Смотрительницы, перебивая друг дружку, принялись пересказывать представителю внутренних органов все сопутствующие съемкам события. И о распоряжении режиссера вынести из Французского зала все, что, с его точки зрения, мешало съемкам клипа. То есть деревянный резной портшез, роскошный шкаф-бюро, все скульптуры, находившиеся во Французском зале. Скульптурами оперативник заинтересовался особо и попросил показать ему те, что по воле покойника были выдворены из родного зала, где простояли не одно десятилетие. Для получения разъяснений по скульптурам позвали сотрудницу отдела фондов Аросеву. Именно ей полагалось знать об экспонатах зала все. Бабушки обратились было за помощью к Горячему, которого уже расспросили. Но тот только рукой махнул. Он не уходил, а болтался у всех под ногами, пытаясь изображать директорствование и чуя, что это его последние минуты на должности.
— Да что тут рассказывать! — сказала Валерия Станиславовна, явившись. — Меня в экспозиции не было, вот он и обрадовался. Наши смотрительницы не посмели с ним спорить. Еще бы, оно же с телевидения, хамло такое! Это просто счастье, что при переноске ничего не повредили.

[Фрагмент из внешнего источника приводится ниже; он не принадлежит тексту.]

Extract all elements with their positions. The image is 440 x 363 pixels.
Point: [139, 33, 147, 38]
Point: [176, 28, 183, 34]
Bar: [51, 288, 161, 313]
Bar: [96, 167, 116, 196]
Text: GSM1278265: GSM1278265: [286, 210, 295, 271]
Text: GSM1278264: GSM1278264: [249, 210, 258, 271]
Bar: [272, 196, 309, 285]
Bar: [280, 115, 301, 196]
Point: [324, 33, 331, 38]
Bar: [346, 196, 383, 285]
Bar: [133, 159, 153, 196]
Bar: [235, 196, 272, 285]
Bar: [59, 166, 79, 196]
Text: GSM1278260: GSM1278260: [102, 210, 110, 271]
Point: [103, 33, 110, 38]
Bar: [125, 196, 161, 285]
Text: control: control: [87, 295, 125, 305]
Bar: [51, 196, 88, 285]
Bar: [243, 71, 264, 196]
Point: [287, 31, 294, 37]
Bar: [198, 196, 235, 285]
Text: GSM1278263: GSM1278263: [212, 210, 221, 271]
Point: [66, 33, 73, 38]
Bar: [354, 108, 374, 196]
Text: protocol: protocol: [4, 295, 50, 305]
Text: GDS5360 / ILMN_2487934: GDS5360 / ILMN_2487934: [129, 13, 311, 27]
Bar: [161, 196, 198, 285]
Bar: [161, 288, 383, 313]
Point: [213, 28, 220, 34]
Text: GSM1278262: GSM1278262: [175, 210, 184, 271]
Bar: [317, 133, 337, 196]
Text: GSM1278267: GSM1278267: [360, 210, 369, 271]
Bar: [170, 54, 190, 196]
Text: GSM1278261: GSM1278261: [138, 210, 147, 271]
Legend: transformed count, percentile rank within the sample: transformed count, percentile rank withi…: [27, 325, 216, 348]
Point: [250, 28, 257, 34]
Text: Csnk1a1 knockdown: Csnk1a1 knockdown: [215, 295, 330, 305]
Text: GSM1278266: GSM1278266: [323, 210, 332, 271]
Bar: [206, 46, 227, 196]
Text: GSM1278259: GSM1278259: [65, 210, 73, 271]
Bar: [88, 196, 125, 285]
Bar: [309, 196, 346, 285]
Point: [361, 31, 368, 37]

— Покажите, пожалуйста, какие именно скульптуры стояли в зале, — попросил сотрудник милиции.
— Вот, например, «Амуры», скульптор Жан-Батист Пигаль. Мрамор. Видите, какая славная композиция. Амурчики курчавенькие, с небольшими крылышками и такие упитанные, что эти крохотные крылья вряд ли могли их держать в воздухе.
— А что это за кусочек мрамора у них под ногами? — проявил любознательность оперативник.
— Это человеческое сердечко, раненное стрелой амура. Они из-за него ссорятся: один хочет его растоптать, другой не пускает.
— Хм. Жестокие мальчуганы, — заметил милиционер. — Дальше.
— А вот «Галатея». Легенда рассказывает, как скульптор Пигмалион вылепил прекрасную женщину и влюбился в нее. Боги сжалились над ним и оживили статую.
— А теперь расскажите о той статуе, которая раздавила грудную клетку потерпевшего.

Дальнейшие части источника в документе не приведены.